My First Class in the Scene
So one reason I started my weekly BDSM 101 class series is that when I entered the scene I couldn’t find something similar. My intro was thru a friend of a friend who pointed me in the direction of Fetlife. I was going through a divorce, was in my early 30’s and had two young children. I didn’t know anyone in the community – nobody to show me around or introduce me to people. I remember learning to navigate through Fetlife and trying to find any classes or socials (aka munches) that I could find and could get out to. As luck (?) would have it I stumbled upon a class that was offered at a time I could go. It was a class on singletails. (Now do you understand why I use the term “luck” loosely? lol) Keep in mind I just wanted to get out and start exploring – I didn’t really care what the topic was. I hadn’t come across any 101 or beginners classes that were being taught that week. So I decided to go.
It was a smaller class – maybe 6-8 people plus the instructor. Unfortunately I can’t remember the instructor’s name. A handful of people seemed to be familiar with the topic, whips in hand, and comfortable in their chairs as we waited for class to begin. I sat next to a young man who seemed to be as equally terrified as I was. For most of the class I sat there, wide-eyed, as I watched the instructor demonstrate how to use the whip to simply catch the bottom’s hair. All the while trying to avoid eye contact with him so that I wasn’t called upon to volunteer. I’m sure he went over other exercises but much of it is a blur now. Until he got to the end of the class and started demonstrating “wrapping”. The only thing I could compare it to was the thought of Indiana Jones throwing his whip to wrap up an enemy and take them down. He asked for a volunteer to demo this “wrapping” technique. Crap – he was looking in our direction, so I did what any kind and thoughtful person would do and nudged the other newbie and encouraged him to volunteer! Lol I told him he had to tell me if it hurt. He agreed to go up. The instructor told him to hold his arms out and wrapped each of his arms. He came back to his seat and assured me there was absolutely no pain. Ok – be brave Jenn – I volunteered to give it a go.
I walked to the center of the room. I was asked to put my arms out to the side just like my new friend before me. He threw the whip and I think I closed my eyes and winced until I realized the whip circled my arms without an ounce of pain. What?! So he asked if he could do it again, but this time around my waist. Sure – I mean no biggie now right? This doesn’t hurt at all! So, with my arms still outstretched to the side, he crouched a little and threw the whip from more of a side angle. It wrapped a couple times around my waist. Then he did something I did not expect. He used the whip that was around me to pull me towards him. Holy moly. I’m sure I blushed. It was so hot! Trust me, it was not the instructor that made it hot (sorry whoever it was!) – it was the entire action of being wrapped up and controlled by this implement that had seemed so scary!

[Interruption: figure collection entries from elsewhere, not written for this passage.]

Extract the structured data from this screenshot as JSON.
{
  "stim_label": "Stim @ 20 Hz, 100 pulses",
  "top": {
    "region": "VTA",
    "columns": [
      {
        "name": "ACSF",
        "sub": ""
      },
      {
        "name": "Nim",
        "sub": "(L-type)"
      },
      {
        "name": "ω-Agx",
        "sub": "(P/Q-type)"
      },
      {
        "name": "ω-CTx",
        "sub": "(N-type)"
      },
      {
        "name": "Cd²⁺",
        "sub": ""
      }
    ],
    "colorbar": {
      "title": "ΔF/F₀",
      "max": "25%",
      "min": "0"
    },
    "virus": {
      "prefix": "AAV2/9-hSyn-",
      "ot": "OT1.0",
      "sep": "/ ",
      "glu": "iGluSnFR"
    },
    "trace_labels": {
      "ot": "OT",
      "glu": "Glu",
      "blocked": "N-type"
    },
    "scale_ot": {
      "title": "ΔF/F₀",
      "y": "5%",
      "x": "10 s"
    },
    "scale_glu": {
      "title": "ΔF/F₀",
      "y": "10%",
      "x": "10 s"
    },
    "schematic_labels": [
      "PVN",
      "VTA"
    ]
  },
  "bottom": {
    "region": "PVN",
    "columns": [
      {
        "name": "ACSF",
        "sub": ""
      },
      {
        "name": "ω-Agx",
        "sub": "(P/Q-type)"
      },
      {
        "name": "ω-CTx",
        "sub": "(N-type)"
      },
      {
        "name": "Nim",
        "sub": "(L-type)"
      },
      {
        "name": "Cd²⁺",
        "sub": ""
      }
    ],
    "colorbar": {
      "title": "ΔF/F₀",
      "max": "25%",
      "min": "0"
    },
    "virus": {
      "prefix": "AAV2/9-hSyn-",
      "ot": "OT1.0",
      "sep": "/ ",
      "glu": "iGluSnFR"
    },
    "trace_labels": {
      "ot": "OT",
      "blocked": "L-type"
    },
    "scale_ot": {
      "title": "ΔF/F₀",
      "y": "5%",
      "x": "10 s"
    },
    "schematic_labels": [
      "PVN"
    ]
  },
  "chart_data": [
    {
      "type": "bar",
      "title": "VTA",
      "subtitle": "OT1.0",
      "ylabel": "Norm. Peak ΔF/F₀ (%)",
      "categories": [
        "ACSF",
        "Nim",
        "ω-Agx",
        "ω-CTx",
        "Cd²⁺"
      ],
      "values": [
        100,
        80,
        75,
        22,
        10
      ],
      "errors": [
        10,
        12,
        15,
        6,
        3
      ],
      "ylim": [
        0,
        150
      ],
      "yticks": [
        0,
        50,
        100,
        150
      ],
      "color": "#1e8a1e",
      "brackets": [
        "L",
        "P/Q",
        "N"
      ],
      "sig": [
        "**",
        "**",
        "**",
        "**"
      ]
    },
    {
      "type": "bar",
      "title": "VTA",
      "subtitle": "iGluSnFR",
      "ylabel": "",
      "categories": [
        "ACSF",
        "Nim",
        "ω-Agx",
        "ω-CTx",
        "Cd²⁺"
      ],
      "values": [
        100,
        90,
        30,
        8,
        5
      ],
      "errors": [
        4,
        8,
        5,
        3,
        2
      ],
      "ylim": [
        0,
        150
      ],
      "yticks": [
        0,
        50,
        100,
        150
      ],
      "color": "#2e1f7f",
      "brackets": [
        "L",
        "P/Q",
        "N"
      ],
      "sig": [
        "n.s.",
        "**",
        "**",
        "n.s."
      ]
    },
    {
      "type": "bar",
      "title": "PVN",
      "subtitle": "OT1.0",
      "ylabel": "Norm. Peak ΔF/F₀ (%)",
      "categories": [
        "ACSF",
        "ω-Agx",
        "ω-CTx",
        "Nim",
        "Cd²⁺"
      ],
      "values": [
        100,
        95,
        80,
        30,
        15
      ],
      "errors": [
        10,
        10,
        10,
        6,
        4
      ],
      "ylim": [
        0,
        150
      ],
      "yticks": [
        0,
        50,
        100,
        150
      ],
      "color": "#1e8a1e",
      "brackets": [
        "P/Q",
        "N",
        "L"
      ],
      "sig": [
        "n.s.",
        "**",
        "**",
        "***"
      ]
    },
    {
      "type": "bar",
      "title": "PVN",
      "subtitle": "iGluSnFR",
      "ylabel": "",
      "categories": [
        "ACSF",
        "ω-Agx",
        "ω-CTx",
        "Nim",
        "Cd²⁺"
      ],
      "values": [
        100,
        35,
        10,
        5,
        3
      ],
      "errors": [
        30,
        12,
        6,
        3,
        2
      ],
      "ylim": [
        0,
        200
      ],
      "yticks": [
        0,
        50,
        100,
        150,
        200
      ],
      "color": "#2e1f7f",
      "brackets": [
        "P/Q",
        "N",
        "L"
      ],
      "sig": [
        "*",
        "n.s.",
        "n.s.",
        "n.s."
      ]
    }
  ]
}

After the instructional part of class was over they set up stations with plastic sheets on the floor and lit candles. Those who were more advanced practiced putting the candles out with their whips. That was amazing and super impressive to sit back and watch.
There were a couple lessons I took away from that first class experience. One, going to classes, no matter the topic, will expose you to new knowledge as well as new people. This is why I encourage the newbies I meet to take any classes they can (mine or others). I remain friends with a couple people that were in that singletail class. Not “terrified dude” – not sure whatever happened to him. Two, implements (any implement) can be used from light to heavy and in so many different ways. I teach in my classes that it’s not the implement you should be concerned with. It’s the person using it – their skill level and intention. To this day the singletail is not at the top of my favorites list – I much prefer thuddy toys. However, I also know that in the right hands it doesn’t have to be scary.
So thank you, nameless instructor man, for the lessons I walked away with that day. I may not remember your name, but I remember the experience.